TD Cowen has issued a new price target for Micron Technology (NASDAQ: MU) of $1,600, implying a 63% upside from current levels. The investment bank maintained its buy rating on the stock, citing strong demand and supply constraints that favor the memory chip maker. Micron shares opened Wednesday around $983, having already surged more than 200% year-to-date.
Analyst Sees Supply Crunch as Catalyst
TD Cowen analyst Krish Sankar said in a client note that Micron is well-positioned to benefit from a supply-demand imbalance in the semiconductor market. He expects the company to leverage shortages to gain pricing power and drive revenue growth. The $1,600 target is among the most bullish on Wall Street, reflecting confidence that the rally has further room to run despite the stock's massive gains.

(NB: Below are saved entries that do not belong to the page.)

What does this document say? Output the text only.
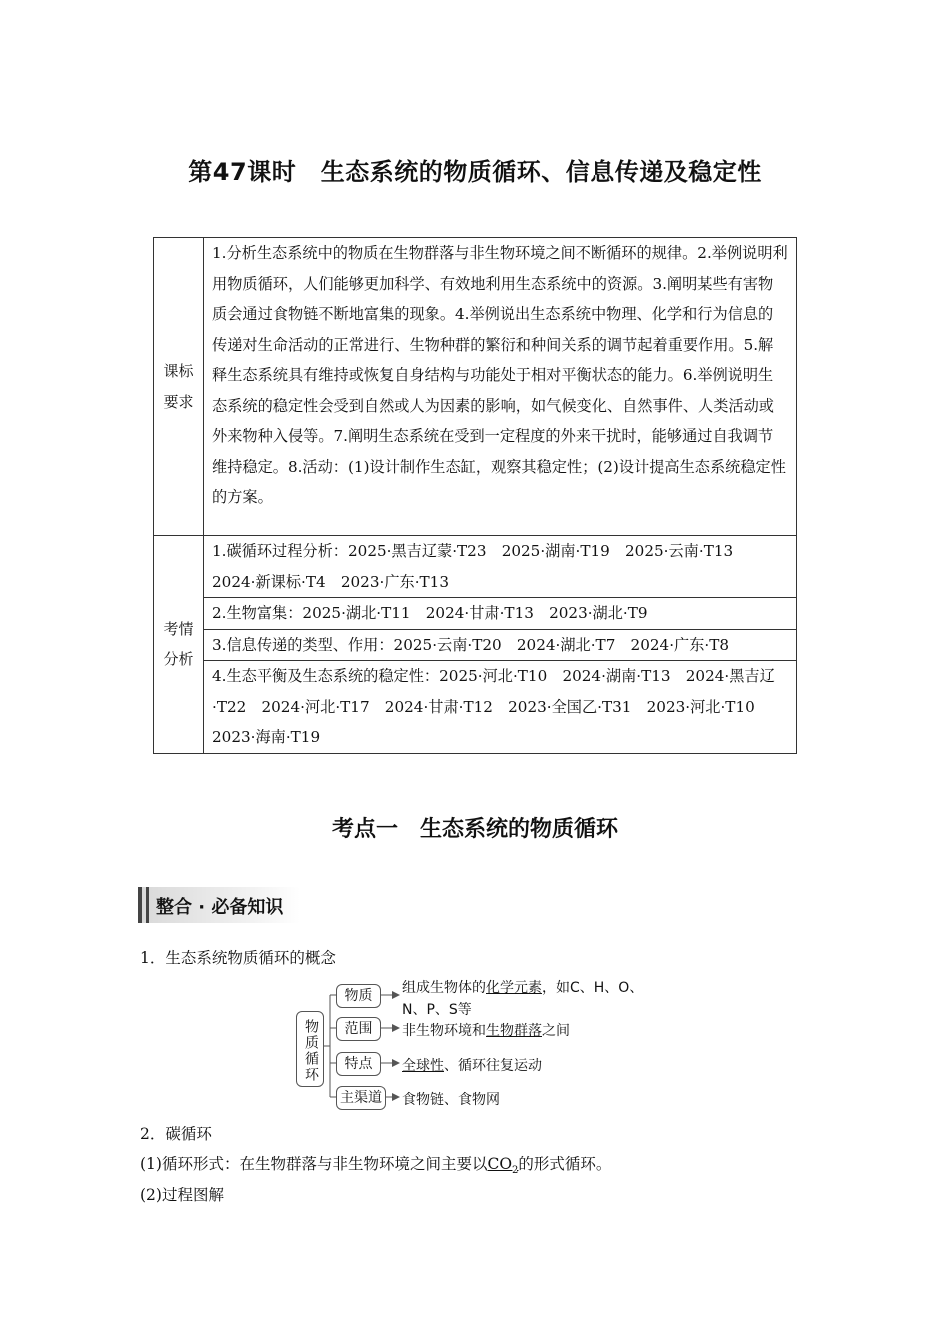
第47课时　生态系统的物质循环、信息传递及稳定性
课标
要求	1.分析生态系统中的物质在生物群落与非生物环境之间不断循环的规律。2.举例说明利用物质循环，人们能够更加科学、有效地利用生态系统中的资源。3.阐明某些有害物质会通过食物链不断地富集的现象。4.举例说出生态系统中物理、化学和行为信息的传递对生命活动的正常进行、生物种群的繁衍和种间关系的调节起着重要作用。5.解释生态系统具有维持或恢复自身结构与功能处于相对平衡状态的能力。6.举例说明生态系统的稳定性会受到自然或人为因素的影响，如气候变化、自然事件、人类活动或外来物种入侵等。7.阐明生态系统在受到一定程度的外来干扰时，能够通过自我调节维持稳定。8.活动：(1)设计制作生态缸，观察其稳定性；(2)设计提高生态系统稳定性的方案。

考情
分析	1.碳循环过程分析：2025·黑吉辽蒙·T23　2025·湖南·T19　2025·云南·T13　2024·新课标·T4　2023·广东·T13
	2.生物富集：2025·湖北·T11　2024·甘肃·T13　2023·湖北·T9
	3.信息传递的类型、作用：2025·云南·T20　2024·湖北·T7　2024·广东·T8
	4.生态平衡及生态系统的稳定性：2025·河北·T10　2024·湖南·T13　2024·黑吉辽·T22　2024·河北·T17　2024·甘肃·T12　2023·全国乙·T31　2023·河北·T10　2023·海南·T19
考点一　生态系统的物质循环
整合 · 必备知识
1．生态系统物质循环的概念
物质循环
物质
范围
特点
主渠道
组成生物体的化学元素，如C、H、O、
N、P、S等
非生物环境和生物群落之间
全球性、循环往复运动
食物链、食物网
2．碳循环
(1)循环形式：在生物群落与非生物环境之间主要以$CO_2$的形式循环。
(2)过程图解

Micron's Meteoric Rise Continues
Micron has been one of the best-performing stocks in the global market, turning a $1,000 investment in January into over $3,000 by July. The company's leadership in memory chips, particularly for AI and data center applications, has fueled investor enthusiasm. Retail and institutional buyers alike have piled into the stock, pushing it to near the $1,000 mark. If TD Cowen's target is realized, a $1,000 investment today could grow to $1,630.
The bullish outlook comes as other semiconductor names like SK Hynix also rally, underscoring strong sector momentum. However, risks remain, including potential demand shifts and geopolitical tensions affecting supply chains. For now, analysts see Micron as a key beneficiary of the AI-driven chip boom.